Quatrièmement, le document minimise le niveau de concurrence existant sur le marché ainsi que les évolutions en cours. Des travaux récents, principalement menés au Royaume-Uni, suggèrent que les produits suiveurs (« follow-on ») ou « me-too » font leur apparition sur le marché à un rythme plus soutenu et sont assortis d’une politique de prix plus fine que cela n’est le cas pour les produits précurseurs premiers arrivés sur le marché.
Cinquièmement, s’agissant du pouvoir d’achat, le document indique qu’« il est possible que certains assureurs nationaux aient un poids suffisant pour avoir un “pouvoir de négociation” appréciable auprès de certains fabricants ». Du point de vue du délégué, il s’agit là d’un euphémisme, qui ne décrit pas la réalité. En effet, dans la plupart des pays de l’OCDE, le principal acheteur du marché est l’État, sous une forme ou une autre.
Sixièmement, le document ne traite en aucun point de manière approfondie des questions liées au commerce international de produits pharmaceutiques. Il indique justement que les prix dans un pays sont parfois fixés par référence à ceux qui sont pratiqués dans d’autres pays mais il ne mentionne pas explicitement le fait qu’un prix bas déterminé par un pays qui n’a pas intérêt à la poursuite de l’activité de recherche et développement est susceptible de se traduire par un renforcement des exportations de ce pays à destination d’autres pays et d’avoir ainsi un effet négatif sur les dépenses de recherche et développement.
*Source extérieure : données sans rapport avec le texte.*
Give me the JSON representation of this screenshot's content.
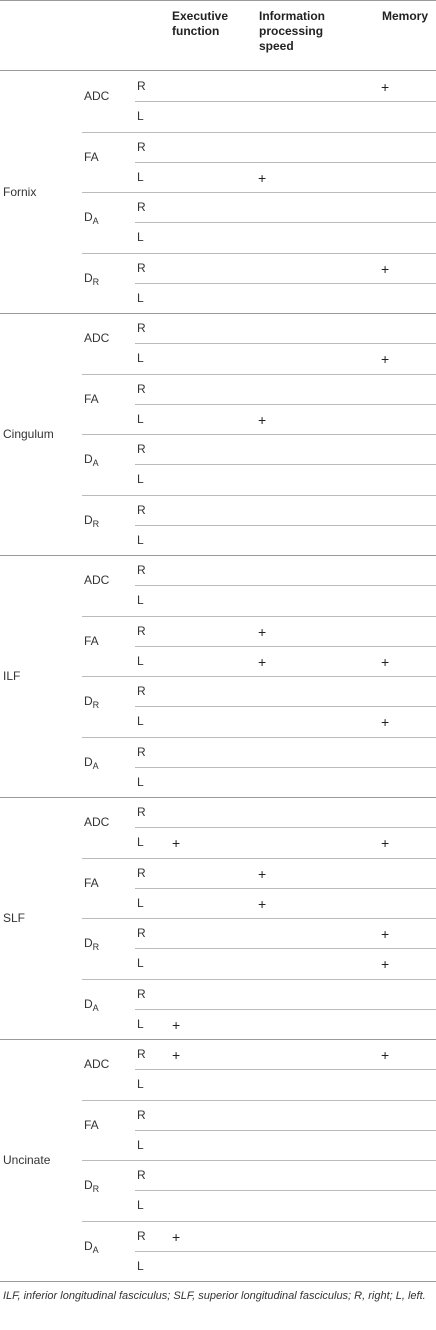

Le BIAC donne ensuite la parole à un représentant de la société Merck, qui remarque que l’analyse présentée dans le document, s’agissant des questions de concentration, est centrée sur certaines classes thérapeutiques. Le délégué fait valoir à cet égard que des statistiques exactes concernant des marchés pertinents feraient apparaître que le secteur pharmaceutique est un secteur concurrentiel, compte tenu, en particulier, du nombre important de laboratoires pharmaceutiques existant à travers le monde. Le délégué note qu’un grand nombre de décisions ont été rendues par les autorités antitrust au cours des dernières années, et que lesdites autorités ont fréquemment conclu que les fusions ne créent pas de difficulté relativement à la législation antitrust, très peu de fusions nécessitant l’imposition de conditions restrictives aux parties concernées. Cette situation contraste de façon très nette avec celle que l’on observe dans d’autres industries, dans lesquelles les fusions sont soit interdites, soit abandonnées en raison des conditions draconiennes imposées aux parties par les autorités antitrust.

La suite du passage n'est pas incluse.